Fama and French's 1992 paper documented systematic deviations from CAPM along three dimensions: size, book-to-market, and (later) momentum. The 3-factor and 5-factor extensions to CAPM have become the empirical workhorse of cross-sectional asset pricing, the benchmark every quant strategy is judged against, and the foundation of the smart-beta industry.
The Fama-French 3-factor model
R_i - r_f = α_i + β_i,M (R_M - r_f) + β_i,SMB SMB + β_i,HML HML + ε_i
- Market: R_M - r_f, the CAPM excess market return.
- SMB (Small Minus Big): return of small-cap minus large-cap portfolios. Captures the 'size effect'.
- HML (High Minus Low): return of high-B/M minus low-B/M portfolios. Captures the 'value effect'.
All three factors are themselves long-short portfolios. Time-series regressions on these three identify the three β's; cross-sectional regressions identify the corresponding risk premia.
Empirical fact: size and value premia
- Long-run US size premium: ~2-3% per year. Concentrated in the very smallest deciles.
- Long-run US value premium: ~3-4% per year. Stronger pre-1990, weaker since.
- Both premia have been highly variable: long drawdowns (value's 2010-2020 underperformance) common.
Momentum (Carhart 1997)
Add MOM = past 12-month return minus most-recent month
Stocks that performed well over the past 6-12 months tend to continue doing well over the next 1-12 months. The momentum premium is roughly 6-8%/year over long horizons in US data (and similarly internationally), with catastrophic crashes about once a decade (e.g., spring 2009). Adding MOM gives the 4-factor Carhart model — the standard hedge-fund-evaluation benchmark.
Fama-French 5-factor (2015)
Adds two more factors:
- RMW (Robust Minus Weak): profitability factor. Long high-profit, short low-profit.
- CMA (Conservative Minus Aggressive): investment factor. Long low-investment firms, short high-investment.
Adding these makes HML largely redundant — the value factor's power was partially capturing profitability/investment effects.

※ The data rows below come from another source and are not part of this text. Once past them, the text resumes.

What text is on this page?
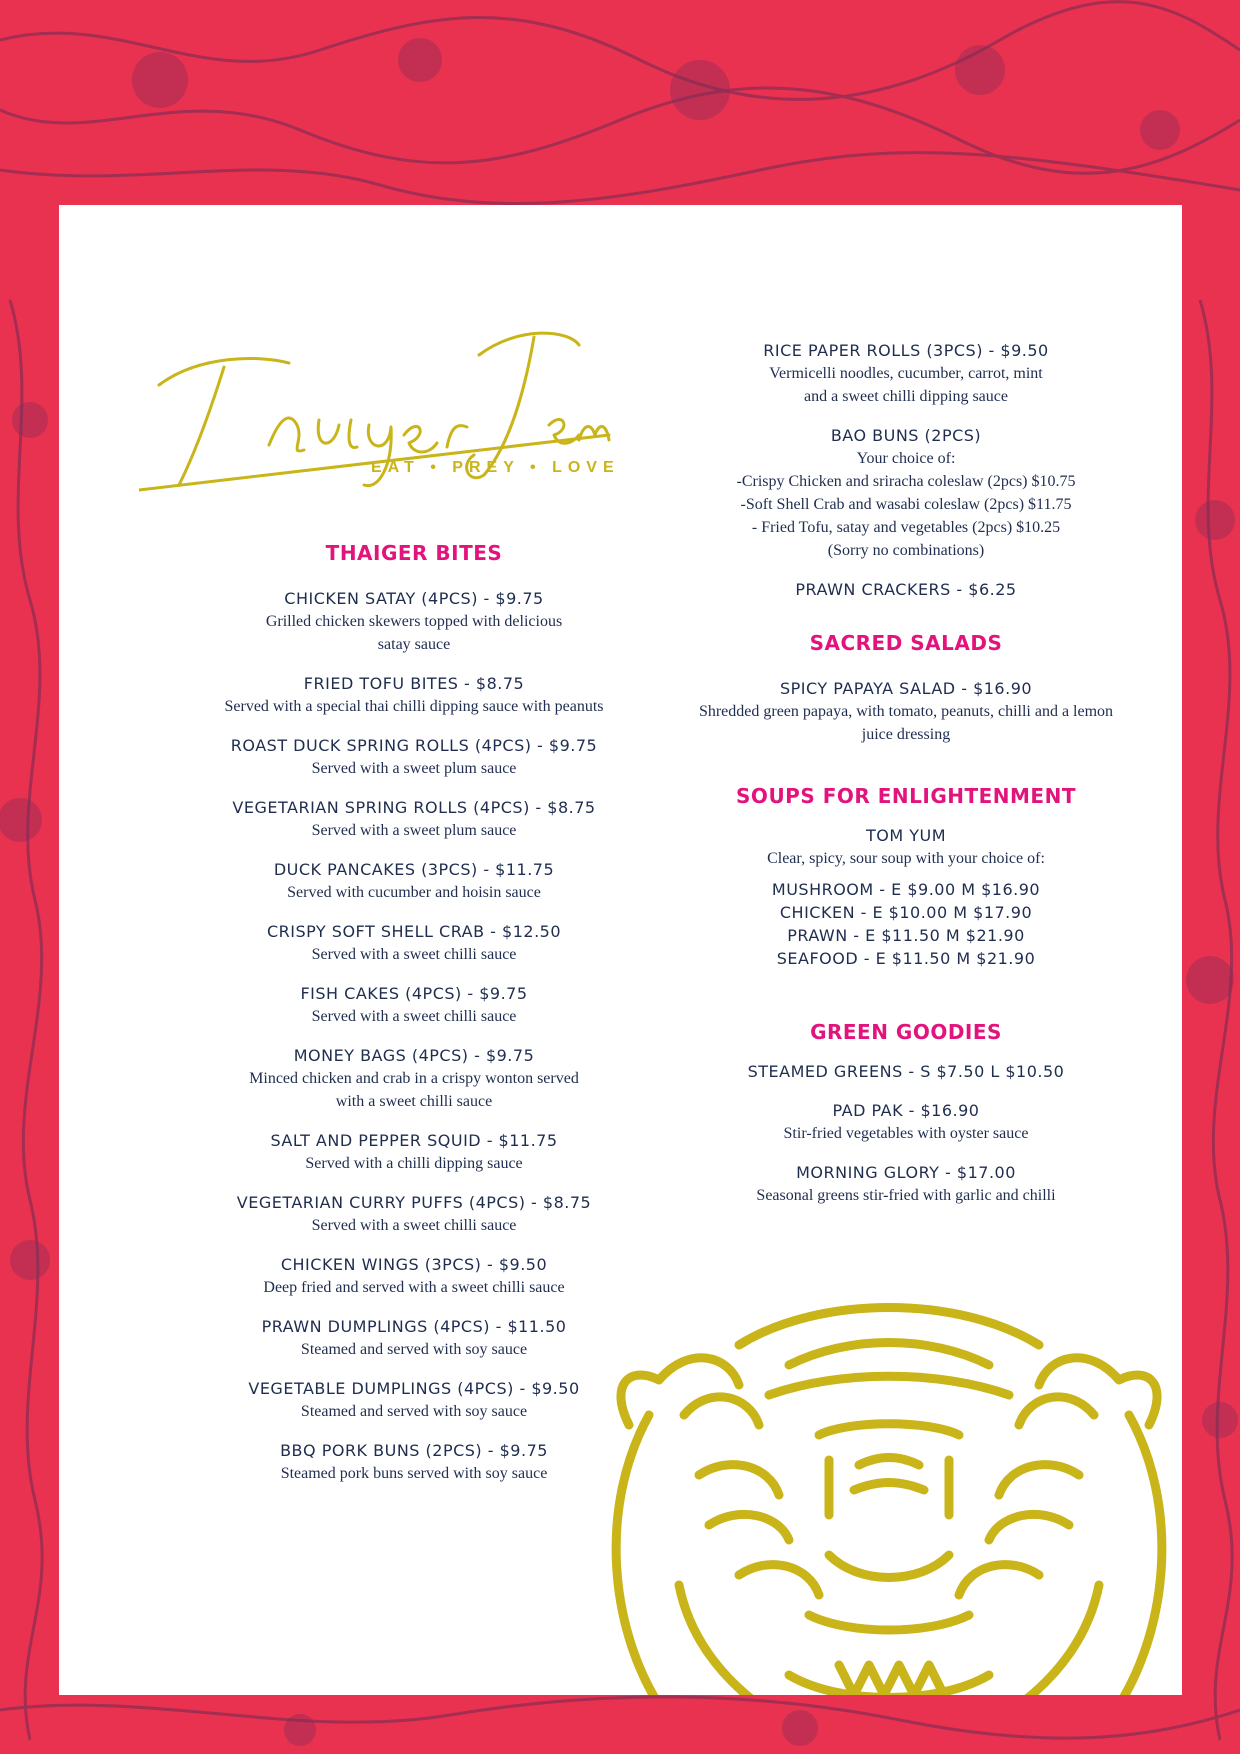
EAT • PREY • LOVE
THAIGER BITES
CHICKEN SATAY (4PCS) - $9.75
Grilled chicken skewers topped with delicious
satay sauce
FRIED TOFU BITES - $8.75
Served with a special thai chilli dipping sauce with peanuts
ROAST DUCK SPRING ROLLS (4PCS) - $9.75
Served with a sweet plum sauce
VEGETARIAN SPRING ROLLS (4PCS) - $8.75
Served with a sweet plum sauce
DUCK PANCAKES (3PCS) - $11.75
Served with cucumber and hoisin sauce
CRISPY SOFT SHELL CRAB - $12.50
Served with a sweet chilli sauce
FISH CAKES (4PCS) - $9.75
Served with a sweet chilli sauce
MONEY BAGS (4PCS) - $9.75
Minced chicken and crab in a crispy wonton served
with a sweet chilli sauce
SALT AND PEPPER SQUID - $11.75
Served with a chilli dipping sauce
VEGETARIAN CURRY PUFFS (4PCS) - $8.75
Served with a sweet chilli sauce
CHICKEN WINGS (3PCS) - $9.50
Deep fried and served with a sweet chilli sauce
PRAWN DUMPLINGS (4PCS) - $11.50
Steamed and served with soy sauce
VEGETABLE DUMPLINGS (4PCS) - $9.50
Steamed and served with soy sauce
BBQ PORK BUNS (2PCS) - $9.75
Steamed pork buns served with soy sauce
RICE PAPER ROLLS (3PCS) - $9.50
Vermicelli noodles, cucumber, carrot, mint
and a sweet chilli dipping sauce
BAO BUNS (2PCS)
Your choice of:
-Crispy Chicken and sriracha coleslaw (2pcs) $10.75
-Soft Shell Crab and wasabi coleslaw (2pcs) $11.75
- Fried Tofu, satay and vegetables (2pcs) $10.25
(Sorry no combinations)
PRAWN CRACKERS - $6.25
SACRED SALADS
SPICY PAPAYA SALAD - $16.90
Shredded green papaya, with tomato, peanuts, chilli and a lemon
juice dressing
SOUPS FOR ENLIGHTENMENT
TOM YUM
Clear, spicy, sour soup with your choice of:
MUSHROOM - E $9.00 M $16.90
CHICKEN - E $10.00 M $17.90
PRAWN - E $11.50 M $21.90
SEAFOOD - E $11.50 M $21.90
GREEN GOODIES
STEAMED GREENS - S $7.50 L $10.50
PAD PAK - $16.90
Stir-fried vegetables with oyster sauce
MORNING GLORY - $17.00
Seasonal greens stir-fried with garlic and chilli
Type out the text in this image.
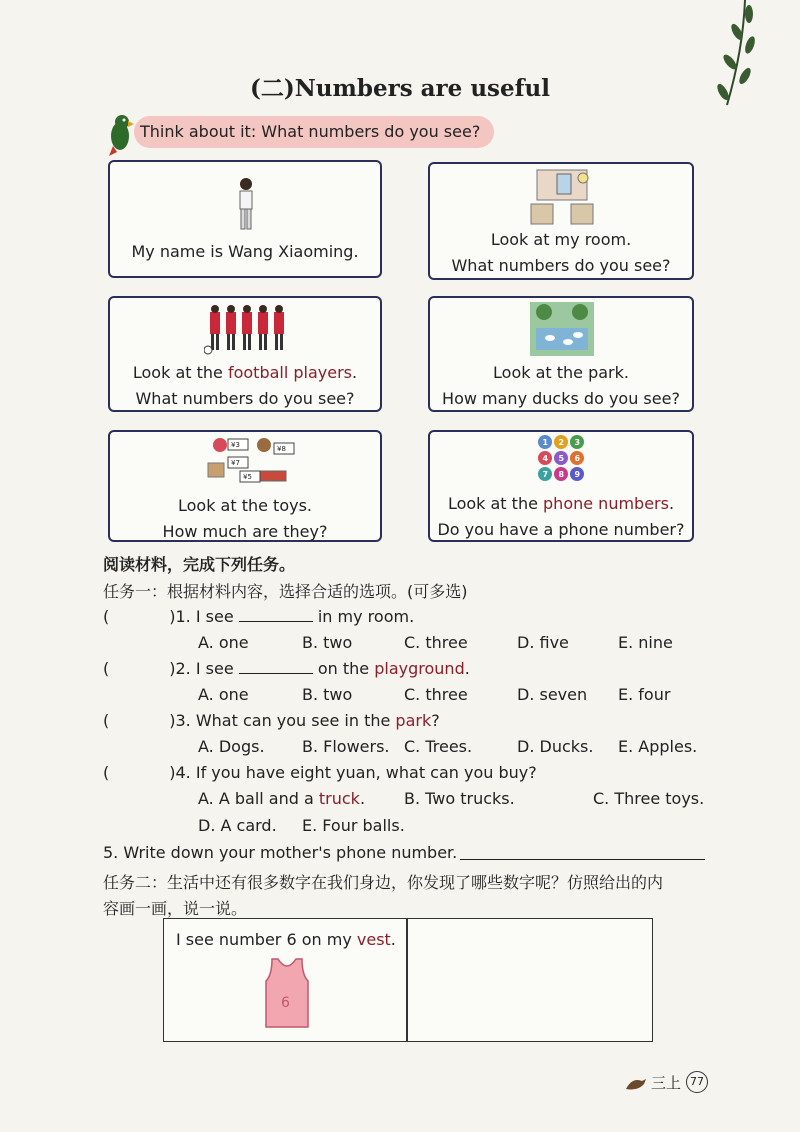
(二)Numbers are useful
Think about it: What numbers do you see?
My name is Wang Xiaoming.
Look at my room.
What numbers do you see?
Look at the football players.
What numbers do you see?
Look at the park.
How many ducks do you see?
¥3	¥8
¥7
¥5
Look at the toys.
How much are they?
1 2 3
4 5 6
7 8 9
Look at the phone numbers.
Do you have a phone number?
阅读材料，完成下列任务。
任务一：根据材料内容，选择合适的选项。(可多选)
(	)1. I see	in my room.
A. one	B. two	C. three	D. five	E. nine
(	)2. I see	on the playground.
A. one	B. two	C. three	D. seven E. four
(	)3. What can you see in the park?
A. Dogs. B. Flowers. C. Trees.	D. Ducks. E. Apples.
(	)4. If you have eight yuan, what can you buy?
A. A ball and a truck. B. Two trucks.	C. Three toys.
D. A card. E. Four balls.
5. Write down your mother's phone number.
任务二：生活中还有很多数字在我们身边，你发现了哪些数字呢？仿照给出的内
容画一画，说一说。
I see number 6 on my vest.
6
三上 77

Q-factor model (Hou-Xue-Zhang 2015)
Alternative 4-factor model: market, size, investment, profitability — derived from the neoclassical q-theory of investment. Often outperforms FF5 in horse-race comparisons. The take-away: there is no single 'true' multi-factor model; multiple specifications fit comparably well.
Survival in the replication wars
Harvey-Liu-Zhu (2016): of ~300 published 'anomalies' in finance, most don't survive multiple-testing correction. The robust survivors:
- Market: universally accepted (modulo magnitude).
- Size and value: contested. Smaller post-2000 than before.
- Momentum: replicates across time and geography; the most robust empirical regularity in finance.
- Quality / profitability: replicates.
- Low-volatility: replicates.
- Most published anomalies fail rigorous out-of-sample tests.
The smart-beta industry
ETFs and index products targeting size, value, momentum, quality, and low-vol exposures have grown to > $1T globally. The empirical premia justify these products under reasonable assumptions, but live tracking has often disappointed: post-publication decay of value and size premia is one of the most replicated findings in empirical asset pricing.
African / EM factor models
FF-style factor structures have been documented in many EM equity markets including South Africa, Kenya, Nigeria. Premia are noisier (shorter samples, fewer stocks), often statistically insignificant at single-country level, but consistent in sign with US findings. Pooled EM studies find robust value and momentum effects.
Exercise
A long-short equity hedge fund reports 8% annual excess return. CAPM regression gives β_M = 0.3, α_CAPM = 6.2% (t = 2.1). FF3 regression: β_M = 0.3, β_SMB = 0.4, β_HML = 0.5, α_FF3 = 2.0% (t = 0.7). Comment.